1) Security logging coverage
SellerUX by Nestos Shop gathers security logs across systems that process Amazon Information, including API channels, administrative interfaces, data-store access paths, and infrastructure events.
- We log event success/failure, timestamp, access attempts, and system errors.
- We log data-change activity, privilege changes, and suspicious request patterns.
- Logs are centrally stored with access controls and anti-tamper protections.
- Restricted backend order, shipment, and retention actions are also written to dedicated audit log records for internal review.
2) Monitoring and suspicious activity detection
- Real-time alerting for high-risk and anomaly-based events is configured as a required production control.

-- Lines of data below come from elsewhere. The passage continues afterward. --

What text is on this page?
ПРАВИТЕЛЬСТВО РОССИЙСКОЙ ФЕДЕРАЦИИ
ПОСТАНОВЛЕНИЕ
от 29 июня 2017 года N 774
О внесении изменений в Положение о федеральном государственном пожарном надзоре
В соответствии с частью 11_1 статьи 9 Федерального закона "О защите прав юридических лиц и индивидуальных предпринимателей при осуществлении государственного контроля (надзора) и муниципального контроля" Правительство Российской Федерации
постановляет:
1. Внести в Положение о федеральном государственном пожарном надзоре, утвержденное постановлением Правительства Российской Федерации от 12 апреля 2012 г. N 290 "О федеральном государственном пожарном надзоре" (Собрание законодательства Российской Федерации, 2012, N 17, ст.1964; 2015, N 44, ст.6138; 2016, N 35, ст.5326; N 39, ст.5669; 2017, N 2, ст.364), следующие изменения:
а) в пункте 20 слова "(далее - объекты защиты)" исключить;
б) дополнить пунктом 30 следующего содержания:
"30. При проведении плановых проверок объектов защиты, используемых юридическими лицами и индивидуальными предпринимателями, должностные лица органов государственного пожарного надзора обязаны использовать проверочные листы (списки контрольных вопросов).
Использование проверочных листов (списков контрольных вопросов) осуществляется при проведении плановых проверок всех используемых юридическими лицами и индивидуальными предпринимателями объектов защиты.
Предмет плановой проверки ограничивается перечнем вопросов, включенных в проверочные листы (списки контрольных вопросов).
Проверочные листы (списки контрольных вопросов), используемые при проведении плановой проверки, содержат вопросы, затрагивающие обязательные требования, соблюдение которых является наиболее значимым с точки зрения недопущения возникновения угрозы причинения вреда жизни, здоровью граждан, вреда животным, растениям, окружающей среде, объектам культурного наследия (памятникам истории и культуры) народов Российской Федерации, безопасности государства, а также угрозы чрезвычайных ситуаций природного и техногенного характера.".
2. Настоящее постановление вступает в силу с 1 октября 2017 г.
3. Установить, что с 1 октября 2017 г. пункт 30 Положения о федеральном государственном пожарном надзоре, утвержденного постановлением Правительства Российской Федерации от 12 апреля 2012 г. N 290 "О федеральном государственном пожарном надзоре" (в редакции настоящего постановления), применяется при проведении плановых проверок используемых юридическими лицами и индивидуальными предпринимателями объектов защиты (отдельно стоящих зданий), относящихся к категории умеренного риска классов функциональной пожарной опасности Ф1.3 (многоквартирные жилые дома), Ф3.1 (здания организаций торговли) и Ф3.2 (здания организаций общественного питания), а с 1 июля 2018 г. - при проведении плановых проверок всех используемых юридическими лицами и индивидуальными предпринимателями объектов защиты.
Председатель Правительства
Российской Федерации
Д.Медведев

- Examples include repeated unauthorized calls, unusual request volume, abnormal data retrieval, and access to canary records.
- On-call procedures require triage, investigation, and documented outcomes for each triggered security alarm.
3) Incident investigation procedure
- Security alerts generate investigation tickets with assigned ownership.
- Investigations preserve chain-of-custody records for logs and forensic artifacts.
- Corrective actions and preventive controls are documented and tracked to closure.
4) PII logging position and legal exception
Logs must not contain Amazon customer PII unless the PII is strictly necessary to meet legal obligations (including tax or regulatory requirements). Our default control is to avoid PII logging by design.
- Application and infrastructure logs use redaction and masking rules.
- Sensitive request/response fields are excluded from log payloads.
- Legal exceptions include tax invoice obligations, statutory accounting records, and regulator-requested security evidence for incident handling.
- If legal retention of specific fields is required, only minimum necessary data is captured, access is restricted to authorized compliance/security roles, access is audit logged, and retention is policy-limited.